Утробный смех

Геннадии Полубесов
Это состояние я испытал три раза в жизни.
В самый первый раз я смеялся в голос. Негромко, но всё же. И голос - не главное, не характерное. Самое удивительное - это ощущение того, как будто ткань, окружающая рёбра, зажила своей жизнью и перекатывается волнами между рёбрами, как если бы к ней приложили гальванические электроды с хаотическими токами. Эти весёлые волны расходятся по всему телу, сотрясая его и излучаются через дурацкую улыбку на волю. Удержаться нет никакой возможности.
Первый раз это было, когда Юрка Игнатьев захватил с собою на Пьяну противогаз с длинной гофрированной трубкой, и мы по очереди погружались под воду, когда другой удерживал конец шланга над пьянскими волнами. Сначала погрузиться не удавалось: по привычке мы набирали полную грудь воздуха, и Архимед мешал нам опуститься с головой. Но вот мы догадались, что дышать надо, освободившись от избытка воздуха, и тогда моё тело плавно погрузилось под воду с головой. Через очки было видно преломлённое водою колеблющееся лицо Юрки, составленное из каких-то ромбиков и треугольников и бликов, как портрет Воллара.
Это лицо и сама возможность дышать и смеяться под водой были так необычно неожиданны, что мною овладел вот этот самый неудержимый смех и несколько минут меня не отпускал.
Второй случай был чем-то похож, но уже в голос смеяться было невозможно. Просто в бассейне "Москва" в группе подводного плавания нам дали упражнение: плавно выдыхая, постепенно опуститься на дно. Выдохнуть пришлось почти всё. И вот я сижу на пятой точке, выставив вперёд ласты, на шестиметровой глубине, а напротив так же, как Садко, сидит Сашка Пермяков. И это так глупо-смешно, и надо сдерживаться, а сдержаться нет сил!

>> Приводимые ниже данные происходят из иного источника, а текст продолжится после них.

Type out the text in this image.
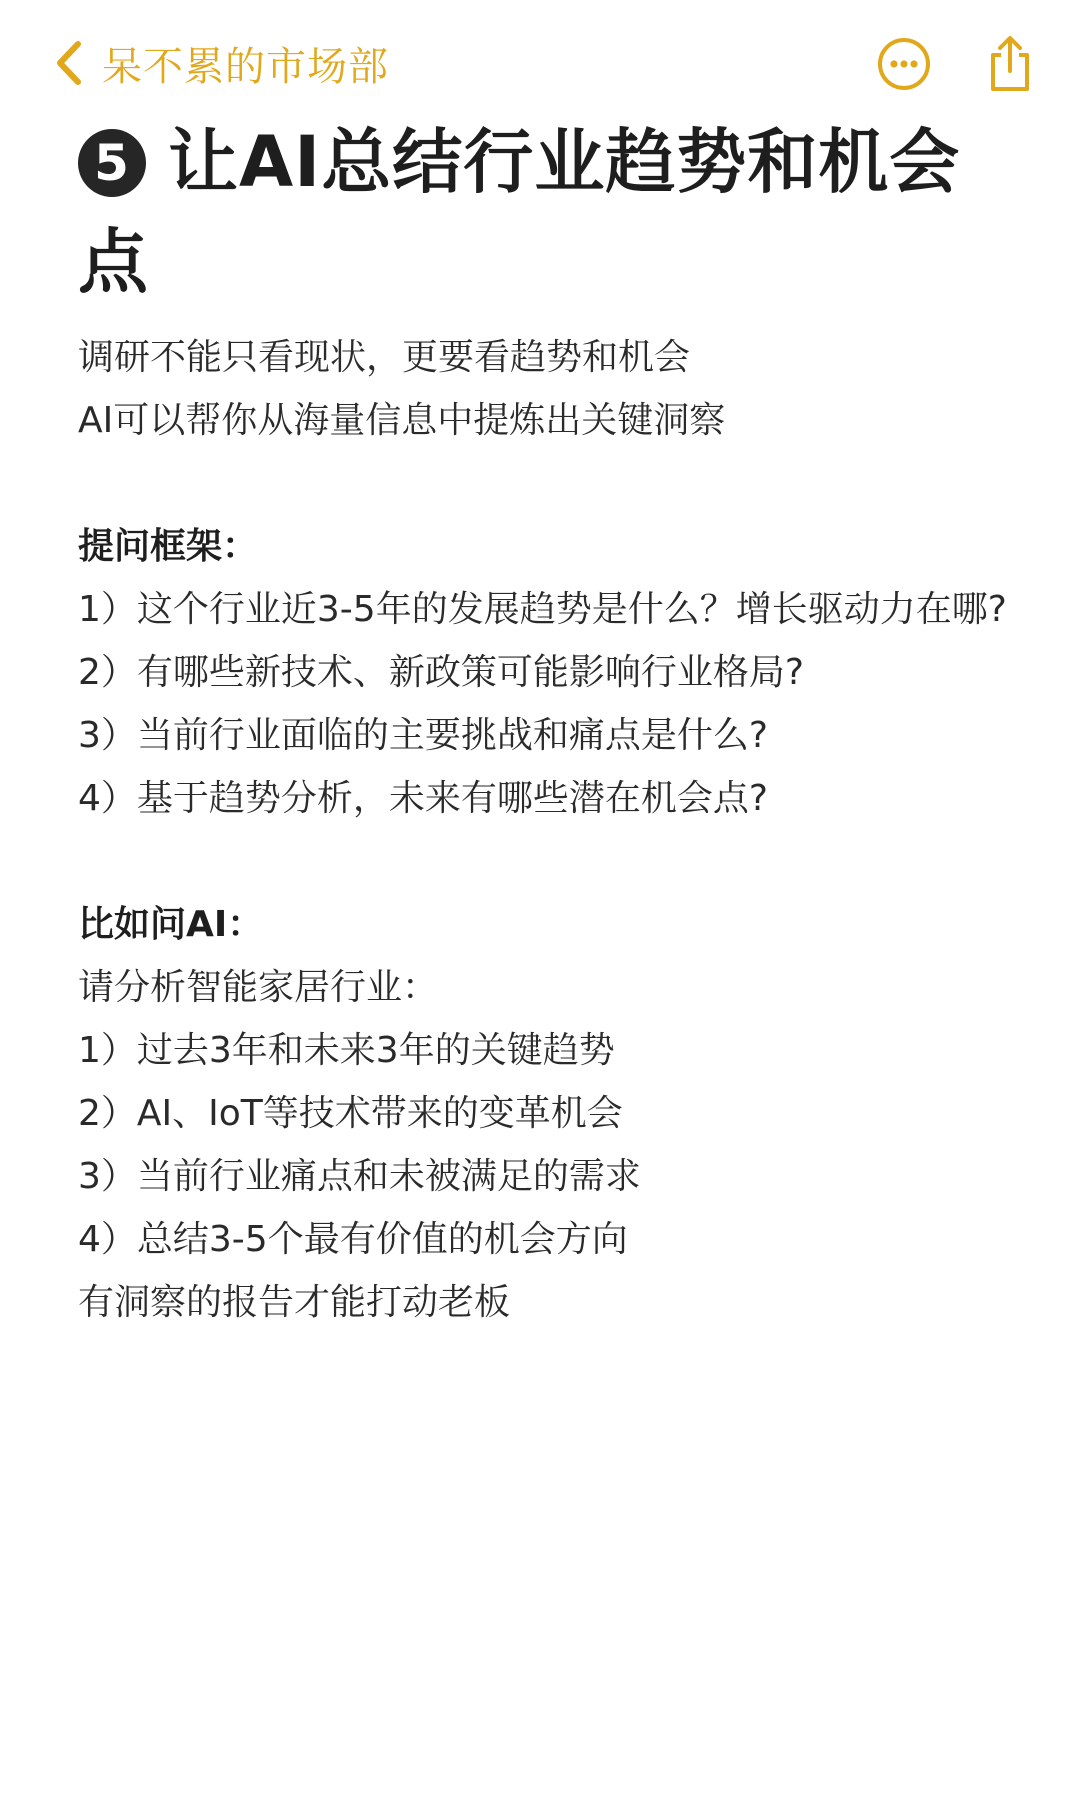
呆不累的市场部
5 让AI总结行业趋势和机会点
调研不能只看现状，更要看趋势和机会
AI可以帮你从海量信息中提炼出关键洞察
提问框架：
1）这个行业近3-5年的发展趋势是什么？增长驱动力在哪?
2）有哪些新技术、新政策可能影响行业格局?
3）当前行业面临的主要挑战和痛点是什么?
4）基于趋势分析，未来有哪些潜在机会点?
比如问AI：
请分析智能家居行业：
1）过去3年和未来3年的关键趋势
2）AI、IoT等技术带来的变革机会
3）当前行业痛点和未被满足的需求
4）总结3-5个最有价值的机会方向
有洞察的报告才能打动老板
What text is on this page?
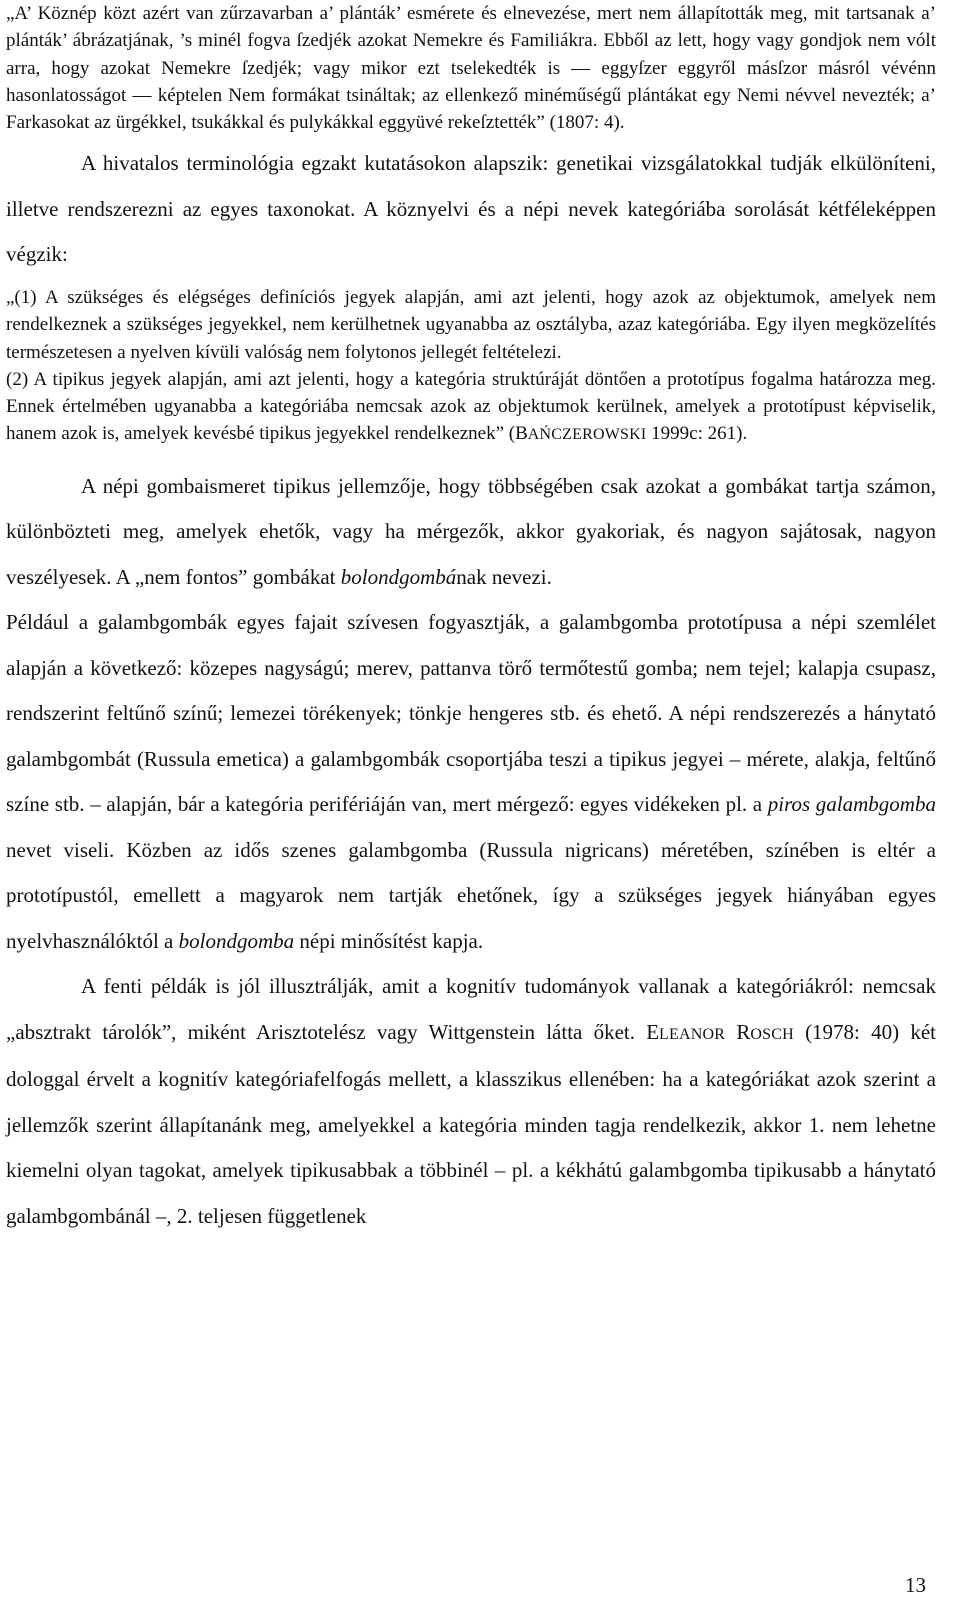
„A’ Köznép közt azért van zűrzavarban a’ plánták’ esmérete és elnevezése, mert nem állapították meg, mit tartsanak a’ plánták’ ábrázatjának, ’s minél fogva ſzedjék azokat Nemekre és Familiákra. Ebből az lett, hogy vagy gondjok nem vólt arra, hogy azokat Nemekre ſzedjék; vagy mikor ezt tselekedték is — eggyſzer eggyről másſzor másról vévénn hasonlatosságot — képtelen Nem formákat tsináltak; az ellenkező minéműségű plántákat egy Nemi névvel nevezték; a’ Farkasokat az ürgékkel, tsukákkal és pulykákkal eggyüvé rekeſztették” (1807: 4).

A hivatalos terminológia egzakt kutatásokon alapszik: genetikai vizsgálatokkal tudják elkülöníteni, illetve rendszerezni az egyes taxonokat. A köznyelvi és a népi nevek kategóriába sorolását kétféleképpen végzik:

„(1) A szükséges és elégséges definíciós jegyek alapján, ami azt jelenti, hogy azok az objektumok, amelyek nem rendelkeznek a szükséges jegyekkel, nem kerülhetnek ugyanabba az osztályba, azaz kategóriába. Egy ilyen megközelítés természetesen a nyelven kívüli valóság nem folytonos jellegét feltételezi.

(2) A tipikus jegyek alapján, ami azt jelenti, hogy a kategória struktúráját döntően a prototípus fogalma határozza meg. Ennek értelmében ugyanabba a kategóriába nemcsak azok az objektumok kerülnek, amelyek a prototípust képviselik, hanem azok is, amelyek kevésbé tipikus jegyekkel rendelkeznek” (BAŃCZEROWSKI 1999c: 261).

A népi gombaismeret tipikus jellemzője, hogy többségében csak azokat a gombákat tartja számon, különbözteti meg, amelyek ehetők, vagy ha mérgezők, akkor gyakoriak, és nagyon sajátosak, nagyon veszélyesek. A „nem fontos” gombákat bolondgombának nevezi.

Például a galambgombák egyes fajait szívesen fogyasztják, a galambgomba prototípusa a népi szemlélet alapján a következő: közepes nagyságú; merev, pattanva törő termőtestű gomba; nem tejel; kalapja csupasz, rendszerint feltűnő színű; lemezei törékenyek; tönkje hengeres stb. és ehető. A népi rendszerezés a hánytató galambgombát (Russula emetica) a galambgombák csoportjába teszi a tipikus jegyei – mérete, alakja, feltűnő színe stb. – alapján, bár a kategória perifériáján van, mert mérgező: egyes vidékeken pl. a piros galambgomba nevet viseli. Közben az idős szenes galambgomba (Russula nigricans) méretében, színében is eltér a prototípustól, emellett a magyarok nem tartják ehetőnek, így a szükséges jegyek hiányában egyes nyelvhasználóktól a bolondgomba népi minősítést kapja.

A fenti példák is jól illusztrálják, amit a kognitív tudományok vallanak a kategóriákról: nemcsak „absztrakt tárolók”, miként Arisztotelész vagy Wittgenstein látta őket. ELEANOR ROSCH (1978: 40) két dologgal érvelt a kognitív kategóriafelfogás mellett, a klasszikus ellenében: ha a kategóriákat azok szerint a jellemzők szerint állapítanánk meg, amelyekkel a kategória minden tagja rendelkezik, akkor 1. nem lehetne kiemelni olyan tagokat, amelyek tipikusabbak a többinél – pl. a kékhátú galambgomba tipikusabb a hánytató galambgombánál –, 2. teljesen függetlenek

13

Так и смеёшься рёбрами или утробой.
А третий...
Мы уже потратили условную и безусловную ссуды. Получили из банка "Идуд" справку, что уже не должны ничего. Начали что-то зарабатывать и решили, что настало время использовать новое положение, то есть выехать за границу.
Мы выбрали Прагу. Самолёт был пражских авиалиний.
А надо сказать, что к этому времени глаз так адаптировался к местным условиям, что лица прохожих в моём сознании перестали отличаться от физиономий среднестатистического серпуховича. Разве что в Серпухове эфиопов поменьше. Я много лет из Долгопрудного в Пущино ездил. Знаю.
Но оказывается это всё обман зрения. Говорят, если пару недель, не снимая, поносить переворачивающие очки, то наступает момент: что-то "щёлкает" и весь окружающий мир снова встаёт с головы на ноги. Правда, если ещё с недельку поносить, а потом снять - то с непривычки можно грохнуться, так как теперь уже без очков мир опрокинут вверх тормашками. Вот, что вытворяет наш мозг.
Сидим мы в креслах, высоту уже набрали. И вот они пошли. По салону между рядами потянулась вереница стюардесс. Тут-то это и случилось со мной в третий раз.
Надо сказать, что из-за моих представлений о приличиях, сдерживаться я старался так же, как и на шестиметровой глубине, но тело, особенно между рёбрами, вибрировало, сотрясалось и ходило ходуном, не подчиняясь.
С меня как будто сняли перевёртывающие очки: лица стюардесс были до такой степени славянскими, и составляли такой контраст с носатыми "серпуховичами", сидящими в соседних креслах, что на несколько минут смехо-шоковой терапии я был снова обречён.
К этим впечатлениям прибавился необычайно вкусный пражский воздух. Это ощущалось сразу, едва мы сошли с трапа самолёта. Как будто пражские собачки писают дождевой водой. - Экология..! Грин-пис, твою мать!
Когда мы вернулись в Тель Авив, то тотчас же вернулись и очки на нос и на глаза.